Wow Sparks - I have wondered and I know my H is concerned about having to see my family. In my head, I think, the key is that you're saying she's important (more important than your family, since she and your son are your FAMILY) and you are asking her to trust you 1) that you won't rush it (but she has to make an effort to heal both families), 2) that you know your family and believe they will be civil and try, for your and your son's sake, and 3) that you have her back and will stand up for her. You may have to do some family events solo, talk to people behind the scenes, reintegrate her slowly with more welcoming family first. Think about some of the things you would do, so that you could reassure her. Guys, does that fall into your no more Mr Nice Guy stuff do's or is that don't, in your opinion? She's going to have to step up and put herself out there at some point.

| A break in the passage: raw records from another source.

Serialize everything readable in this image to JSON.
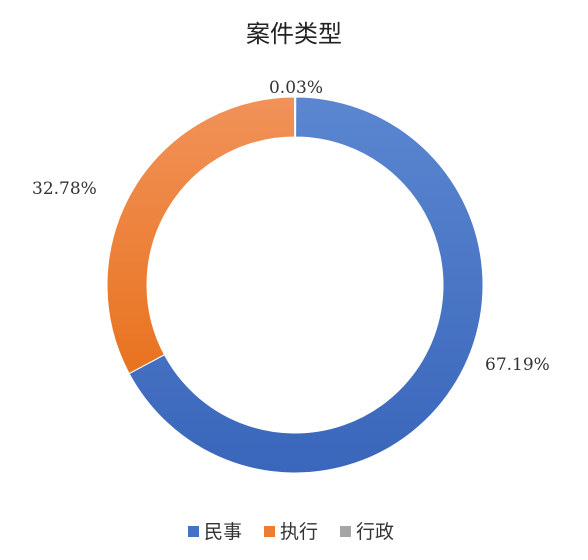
{
  "chart_data": {
    "type": "pie",
    "title": "案件类型",
    "donut": true,
    "categories": [
      "民事",
      "执行",
      "行政"
    ],
    "values": [
      67.19,
      32.78,
      0.03
    ],
    "labels": [
      "67.19%",
      "32.78%",
      "0.03%"
    ],
    "colors": [
      "#4472C4",
      "#ED7D31",
      "#A5A5A5"
    ],
    "legend": "bottom"
  }
}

One suggestion, don't tell your fam right away if she wants to reconcile. Keep it your private exploratory time with each other, without extra pressure. I really agree with the sex/romance stuff. It's kind of like dating a new person, right? You're not going to try to sleep with them or take them to meet your parents after a couple dates.

My dad HATES my H right now. But you know what, he's the one that said to give him a chance to explain himself. He also suggested I not come home for Tgiving, that maybe we needed to be together as our 4 person family more than we needed to be with extended family. Ultimately, she's going to have to earn the trust of your family back too. She's got to be willing to say, you know what, it's worth it. Being a family is worth it. Deep down inside, my dad knows he cannot alienate my H without driving me away or hurting the kids. My H just doesnt understand that yet and neither does your wife.


Faith is, at one and the same time, absolutely necessary and altogether impossible.